Los herederos de la fortuna de Santa Cruz vendieron la propiedad, décadas después y por casi nada, al primero que la quiso. Tras negociar con él, Mancilla firmó el contrato de compra y ordenó el mismo día la remoción inmediata y absoluta de todos los escombros que cubrían el jardín, así como la limpieza de la casa. La tarea tardó meses y Mancilla la supervisó personalmente. Impaciente, decidió pasar en la mansión la primera noche que su condición le permitiese, y así lo hizo. Se instaló con su perro en la cocina y habló con un amigo por celular por más de una hora. Tuvo miedo, sobre todo después de colgar, a minutos de medianoche.
Un ladrido lo alertó de lo que vendría. Los golpes empezaron despació a invadir el piso. Golpes metálicos y gritos confirmaron a Mancilla la naturaleza de lo que estaba ocurriendo. Su corazón latiá como nunca, afirmó la linterna en su frente, tomó su garrote y caminó hacia el sótano. Bajó las escaleras con cuidado. Los golpes cesaron cuando se decidió a abrir las puertas, corrompiendo con facilidad la integridad de los antiguos cerrojos. La tercera puerta reveló un cuerpo sin forma, una abominación espectral horrenda. Mancilla rebotó la espalda contra la pared en su sorpresa, antes de reconocer, intermitentes, los rasgos de una persona.
Vio al espectro dejar la celda y flotar hacia la escalera. Lo siguió, subieron lentamente y cruzaron el primer piso y la puerta principal, y caminaron hasta la fuente. El fantasma se posó sobre ella y Mancilla pudo ver claramente la figura de una mujer joven.

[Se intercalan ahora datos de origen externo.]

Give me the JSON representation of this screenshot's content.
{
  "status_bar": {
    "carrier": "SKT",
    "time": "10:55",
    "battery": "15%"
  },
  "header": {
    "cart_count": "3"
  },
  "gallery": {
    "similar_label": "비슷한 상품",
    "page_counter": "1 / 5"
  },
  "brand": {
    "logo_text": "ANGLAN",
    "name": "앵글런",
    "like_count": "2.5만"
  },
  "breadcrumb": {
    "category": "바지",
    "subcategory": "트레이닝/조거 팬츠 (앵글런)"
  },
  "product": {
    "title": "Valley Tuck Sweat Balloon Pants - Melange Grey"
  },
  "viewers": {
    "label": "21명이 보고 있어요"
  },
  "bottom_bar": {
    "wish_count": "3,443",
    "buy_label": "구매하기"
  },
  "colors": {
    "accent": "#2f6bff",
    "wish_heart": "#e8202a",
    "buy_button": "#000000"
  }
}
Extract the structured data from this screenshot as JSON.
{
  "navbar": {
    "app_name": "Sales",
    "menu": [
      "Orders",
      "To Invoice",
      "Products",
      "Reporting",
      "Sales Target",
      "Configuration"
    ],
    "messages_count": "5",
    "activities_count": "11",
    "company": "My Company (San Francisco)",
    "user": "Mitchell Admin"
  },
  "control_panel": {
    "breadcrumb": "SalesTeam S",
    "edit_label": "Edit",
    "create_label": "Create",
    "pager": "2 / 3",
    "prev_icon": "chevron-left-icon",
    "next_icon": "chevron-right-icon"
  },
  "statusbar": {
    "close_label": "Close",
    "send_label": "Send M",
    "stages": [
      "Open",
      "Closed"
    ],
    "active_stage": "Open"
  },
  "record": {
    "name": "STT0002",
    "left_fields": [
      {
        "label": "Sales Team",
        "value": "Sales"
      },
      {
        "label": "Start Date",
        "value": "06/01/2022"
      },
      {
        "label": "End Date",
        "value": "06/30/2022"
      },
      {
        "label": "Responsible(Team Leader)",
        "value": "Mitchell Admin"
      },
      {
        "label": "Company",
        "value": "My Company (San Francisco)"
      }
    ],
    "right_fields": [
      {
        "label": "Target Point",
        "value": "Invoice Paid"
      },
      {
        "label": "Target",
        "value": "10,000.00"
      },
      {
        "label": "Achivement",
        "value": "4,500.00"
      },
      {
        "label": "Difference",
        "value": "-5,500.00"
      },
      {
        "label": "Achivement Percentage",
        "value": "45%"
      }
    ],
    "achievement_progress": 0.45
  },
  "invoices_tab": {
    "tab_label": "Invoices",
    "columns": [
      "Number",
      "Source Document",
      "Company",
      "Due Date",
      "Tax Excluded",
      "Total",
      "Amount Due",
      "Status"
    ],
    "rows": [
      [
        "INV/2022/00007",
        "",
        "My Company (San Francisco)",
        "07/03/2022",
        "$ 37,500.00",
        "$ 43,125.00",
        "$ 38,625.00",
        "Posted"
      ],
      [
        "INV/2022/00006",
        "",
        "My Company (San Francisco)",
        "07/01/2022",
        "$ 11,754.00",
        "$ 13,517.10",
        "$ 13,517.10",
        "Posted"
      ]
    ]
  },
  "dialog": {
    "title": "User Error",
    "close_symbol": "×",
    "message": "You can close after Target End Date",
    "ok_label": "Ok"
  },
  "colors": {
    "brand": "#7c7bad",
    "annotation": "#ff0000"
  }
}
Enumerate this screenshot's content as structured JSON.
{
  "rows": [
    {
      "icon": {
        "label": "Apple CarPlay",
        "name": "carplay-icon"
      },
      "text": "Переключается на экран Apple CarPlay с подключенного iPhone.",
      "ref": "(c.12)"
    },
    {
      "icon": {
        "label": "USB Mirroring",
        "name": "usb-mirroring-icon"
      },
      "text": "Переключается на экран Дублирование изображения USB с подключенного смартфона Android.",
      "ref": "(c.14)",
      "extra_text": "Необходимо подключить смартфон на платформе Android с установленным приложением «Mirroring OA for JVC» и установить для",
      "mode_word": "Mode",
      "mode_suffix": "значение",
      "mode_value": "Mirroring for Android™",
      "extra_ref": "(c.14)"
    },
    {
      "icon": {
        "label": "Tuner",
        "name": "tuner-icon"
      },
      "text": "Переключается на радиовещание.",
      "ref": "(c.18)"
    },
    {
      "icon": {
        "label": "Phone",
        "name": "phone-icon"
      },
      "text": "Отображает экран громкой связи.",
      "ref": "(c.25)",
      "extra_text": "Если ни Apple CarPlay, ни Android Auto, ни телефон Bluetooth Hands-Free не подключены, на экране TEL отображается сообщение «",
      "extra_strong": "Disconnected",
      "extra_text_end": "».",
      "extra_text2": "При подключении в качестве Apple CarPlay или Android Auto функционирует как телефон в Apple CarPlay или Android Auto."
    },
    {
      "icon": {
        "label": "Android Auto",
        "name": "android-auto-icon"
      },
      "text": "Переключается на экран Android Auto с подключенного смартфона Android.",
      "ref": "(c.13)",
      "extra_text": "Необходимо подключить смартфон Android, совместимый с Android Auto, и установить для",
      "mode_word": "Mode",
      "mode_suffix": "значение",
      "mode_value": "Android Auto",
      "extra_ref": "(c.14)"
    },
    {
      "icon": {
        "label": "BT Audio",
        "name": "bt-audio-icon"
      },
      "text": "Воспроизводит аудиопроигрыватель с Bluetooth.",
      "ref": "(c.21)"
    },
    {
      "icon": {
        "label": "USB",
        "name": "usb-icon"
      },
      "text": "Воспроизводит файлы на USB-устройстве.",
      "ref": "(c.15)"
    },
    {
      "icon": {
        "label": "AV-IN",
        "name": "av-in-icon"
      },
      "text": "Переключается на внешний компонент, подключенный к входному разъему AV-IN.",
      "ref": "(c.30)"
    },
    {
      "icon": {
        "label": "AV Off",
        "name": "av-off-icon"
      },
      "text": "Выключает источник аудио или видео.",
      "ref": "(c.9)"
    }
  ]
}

Iván Mancilla mandó a demoler la fuente al día siguiente, los restos de Elizabeth Davenport se encontraban en una caja de madera, bajo la base de concreto. Una inspección detallada del sótano encontró una puerta escondida, cerrada desde el interior. Mancilla y sus hombres ingresaron a lo que parecía ser una oficina. Una silla, un escritorio, libros. Una cinta de cuero colgando de una viga como una horca, y bajo ella, el esqueleto del Señor Davenport.